Open Line on January 21, 2023 hour 2.
Listener:
My question is kind of about Psalm 45 in general, I am reading out of the New King James and then this bible, it puts a little star when it is referring to Messianic verse or passage, so I want to know, it seems like it is talking about Christ as being the king, from verses 1 to , well the whole thing but at the end, like verse 9, the king’s daughter are among your honorable women, at right hand stands the queen in gold from Ophir, then verse 10 switches to Listen, O daughter, consider and incline your ear, forget your people, then it sounds like it is an earthly wedding, I want to know how to read it, am I reading it prophetically as Christ, is there real wedding, then it sounds like it’s a queen that’s there and then another one that’s coming being brought to Him, to be married, as multiple wives, or is it going back and forth between prophetic and real?
Dr Michael Rydelnik:
You’ve got a great question here. Now, first of all, let me say, I believe, the whole book of Psalm is Messianic, not just isolated verses here or there.
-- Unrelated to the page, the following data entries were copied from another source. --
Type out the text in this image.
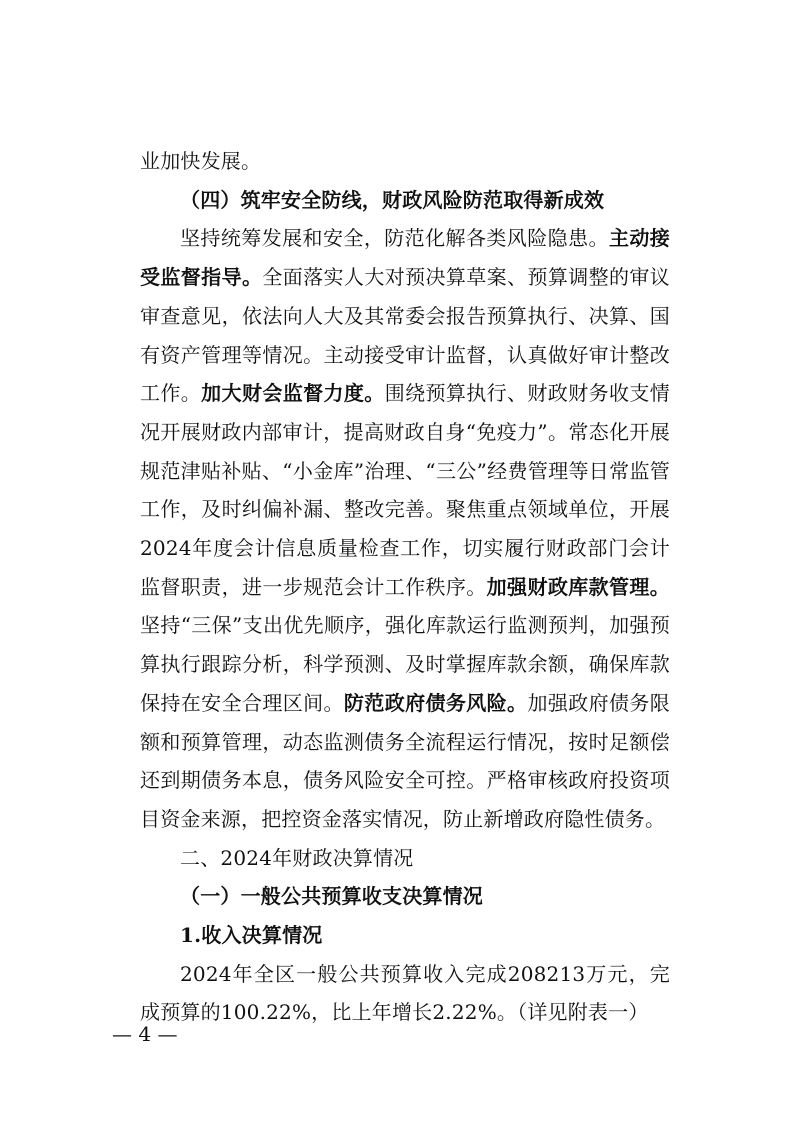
业加快发展。

（四）筑牢安全防线，财政风险防范取得新成效

坚持统筹发展和安全，防范化解各类风险隐患。主动接受监督指导。全面落实人大对预决算草案、预算调整的审议审查意见，依法向人大及其常委会报告预算执行、决算、国有资产管理等情况。主动接受审计监督，认真做好审计整改工作。加大财会监督力度。围绕预算执行、财政财务收支情况开展财政内部审计，提高财政自身“免疫力”。常态化开展规范津贴补贴、“小金库”治理、“三公”经费管理等日常监管工作，及时纠偏补漏、整改完善。聚焦重点领域单位，开展2024年度会计信息质量检查工作，切实履行财政部门会计监督职责，进一步规范会计工作秩序。加强财政库款管理。坚持“三保”支出优先顺序，强化库款运行监测预判，加强预算执行跟踪分析，科学预测、及时掌握库款余额，确保库款保持在安全合理区间。防范政府债务风险。加强政府债务限额和预算管理，动态监测债务全流程运行情况，按时足额偿还到期债务本息，债务风险安全可控。严格审核政府投资项目资金来源，把控资金落实情况，防止新增政府隐性债务。

二、2024年财政决算情况

（一）一般公共预算收支决算情况

1.收入决算情况

2024年全区一般公共预算收入完成208213万元，完成预算的100.22%，比上年增长2.22%。（详见附表一）

— 4 —
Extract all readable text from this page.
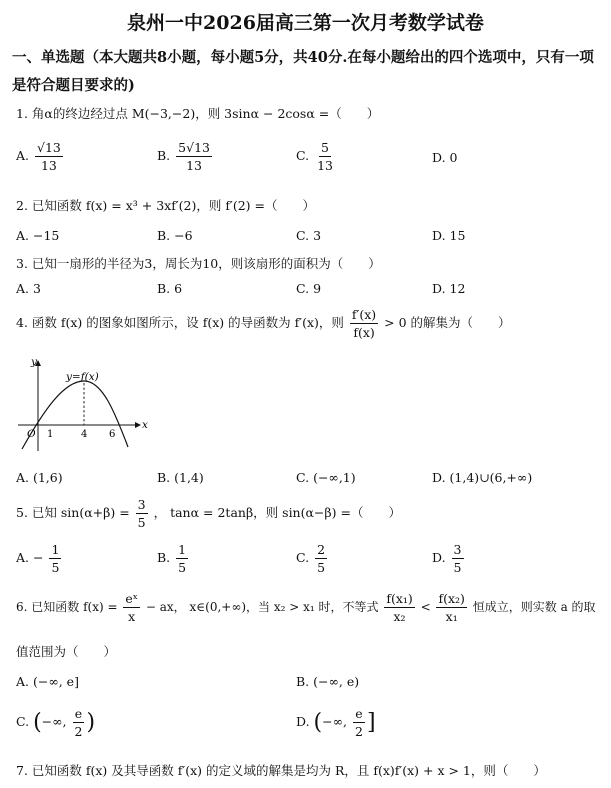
泉州一中2026届高三第一次月考数学试卷
一、单选题（本大题共8小题，每小题5分，共40分.在每小题给出的四个选项中，只有一项
是符合题目要求的)
1. 角α的终边经过点 M(−3,−2)，则 3sinα − 2cosα =（　　）
A. $\frac{√13}{13}$	B. $\frac{5√13}{13}$	C. $\frac{5}{13}$	D. 0
2. 已知函数 f(x) = x³ + 3xf′(2)，则 f′(2) =（　　）
A. −15	B. −6	C. 3	D. 15
3. 已知一扇形的半径为3，周长为10，则该扇形的面积为（　　）
A. 3	B. 6	C. 9	D. 12
4. 函数 f(x) 的图象如图所示，设 f(x) 的导函数为 f′(x)，则 $\frac{f'(x)}{f(x)} > 0$ 的解集为（　　）
y=f(x)
x
y
O 1	4 6
A. (1,6)	B. (1,4)	C. (−∞,1)	D. (1,4)∪(6,+∞)
5. 已知 $\sin(\alpha+\beta) = \frac{3}{5}$ ， tanα = 2tanβ，则 sin(α−β) =（　　）
A. − $\frac{1}{5}$	B. $\frac{1}{5}$	C. $\frac{2}{5}$	D. $\frac{3}{5}$
6. 已知函数 $f(x) = \frac{\text{eˣ}}{x}$ − ax， x∈(0,+∞)，当 x₂ > x₁ 时，不等式 $\frac{\text{f(x₁)}}{\text{x₂}} < \frac{\text{f(x₂)}}{\text{x₁}}$ 恒成立，则实数 a 的取
值范围为（　　）
A. (−∞, e]	B. (−∞, e)
C. (−∞, $\frac{e}{2}$ )	D. (−∞, $\frac{e}{2}$ ]
7. 已知函数 f(x) 及其导函数 f′(x) 的定义域的解集是均为 R，且 f(x)f′(x) + x > 1，则（　　）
That the overall theme of the Psalms is Messianic. There are many many scholars who hold this view is sort of becoming fashionable again, to see the Psalms holistically as a book of Messiah. David C Mitchell, who wrote a book 20 years ago, called the “Message of the Psalter” and he came back to an older view which sees the book of Psalm as a holistic unified book with this key message being the coming of the Messiah. I agree with you too that Psalm 45 seems Messianic, the reason is because it is. Particularly, it seems to me, there may have been an allusion to historical event, I think it was intentionally, like some people say, it was Solomon that was getting married. This was referring to him but I don’t think it is. I think the groom is intended to be symbolic for the Messiah. The reason I say that is if you look at verse 6, “Your throne, O God is forever …, He’s calling whoever this is, this is God, boy, I am feeling giving a lot of books away. There’s a wonderful exposition by a man by a man named Seph Postell, who is a Moody grad, Jewish believer, who is the academic dean of Israel College of the Bible. He wrote on Psalm 45, Messiah as bridegroom, in the Moody Handbook of Messianic Prophecy and I think you would really be blessed by reading it. What I am going to do is since we are running out of time, we are going to send you a copy of the Moody Handbook of Messianic Prophecy.